ANKRAHThe General Secretary of the Ghana Mineworkers’ Union (GMWU)  of the Trades Union Congress Ghana (TUC) Ghana, Prince William Ankrah has expressed concern over the salary disparity between local and expatriate mine workers.

According to him, while the annual salary of  some  expatriate  Managing Directors of mining companies stood between $450,000 and $1 million annually, that of their local counterparts  stood at $7,200.

Mr Ankrah who disclosed this in his opening speech at the National Executive Council (NEC) meeting of the GMWU in Accra, therefore, called on stakeholders in the mining industry to address the salary disparity between expatriate and local mine workers, saying “this trend of inequity cannot continue.”

The NEC meeting, the second to be held this year, was attended by ward executives of the Union across the country.  As part of the programme, some new elected officers were sworn into office.

He explained that historically mine workers were paid paltry salaries with the notion that they would go on spending spree and create shortage of labour force in the industry, if they were paid well.

“Even though the Union has made efforts over the years to reverse this ugly pattern, the trend is still disturbing and thus require some sensible interventions,’’ he said, adding that “efforts to get the salary disparity addressed has been slow.”

“We are therefore, cautioning all the major mines in Ghana to come clean with us in confronting this remuneration biases in order to create a productive and humane working environment,” he said.

Mr.

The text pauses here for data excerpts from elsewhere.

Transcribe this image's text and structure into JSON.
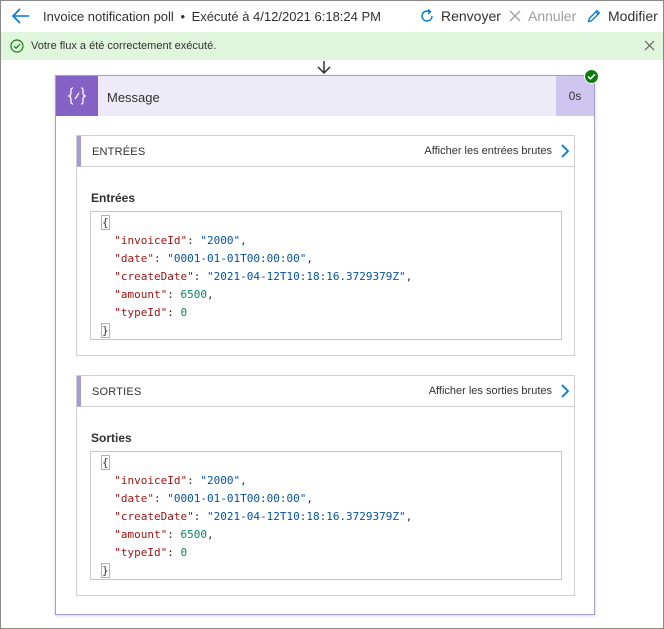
{
  "header": {
    "flow_name": "Invoice notification poll",
    "separator": "•",
    "run_info": "Exécuté à 4/12/2021 6:18:24 PM",
    "resubmit_label": "Renvoyer",
    "cancel_label": "Annuler",
    "edit_label": "Modifier"
  },
  "banner": {
    "message": "Votre flux a été correctement exécuté."
  },
  "action": {
    "title": "Message",
    "duration": "0s",
    "inputs": {
      "section_title": "ENTRÉES",
      "raw_link": "Afficher les entrées brutes",
      "label": "Entrées",
      "json": {
        "invoiceId": "\"2000\"",
        "date": "\"0001-01-01T00:00:00\"",
        "createDate": "\"2021-04-12T10:18:16.3729379Z\"",
        "amount": "6500",
        "typeId": "0"
      }
    },
    "outputs": {
      "section_title": "SORTIES",
      "raw_link": "Afficher les sorties brutes",
      "label": "Sorties",
      "json": {
        "invoiceId": "\"2000\"",
        "date": "\"0001-01-01T00:00:00\"",
        "createDate": "\"2021-04-12T10:18:16.3729379Z\"",
        "amount": "6500",
        "typeId": "0"
      }
    }
  },
  "colors": {
    "accent": "#0078d4",
    "action_purple": "#8661c5",
    "success_green": "#107c10",
    "banner_bg": "#dff6dd"
  },
  "icons": {
    "back": "back-arrow-icon",
    "resubmit": "refresh-icon",
    "cancel": "close-icon",
    "edit": "pencil-icon",
    "success": "check-circle-icon",
    "action": "braces-icon"
  }
}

Ankrah said that a balanced pay and benefit system had the potential to grow small and medium size businesses in the mining communities, and will lead to a strong purchasing and consuming power of the mine workers.

The General Secretary raised qualms about poor infrastructure in the mining communities and proposed that 30 per cent of mining revenues should be allocated into a development fund to address the infrastructure challenges.

He said mining could be a catalyst for development and Ghana could learn from Australia, South Africa and America on how those countries used mining to build vibrant and commercial cities.

Mr Ankrah said the fall in gold prices on the international market and erratic power supply to the mining companies was posing a big challenge to the mining industry and leading to cut back on staff by some mining companies.

He said that about 4500 mine workers had been laid off this year by  the mining companies due to the fall in gold prices and erratic power supply.

“Indeed if anybody had predicted 20 years ago that the Obuasi Mine would shed members from 15,000 to 800 plus today one would have arguably considered it impossible,” he said..

The Chairman of GMWU, Kwarko Mensah Gyakari in his opening remarks called on the mining companies to find innovative ways to reduce their cost of production in view of the dwindling gold prices on the world market and erratic power supply, instead of always cutting down on staff.

Describing the staff cut as a lazy approach by the management of mining companies in reducing cost, the Chairman called on the companies to tackle the waste associated with their procurement to reduce the cost of operation.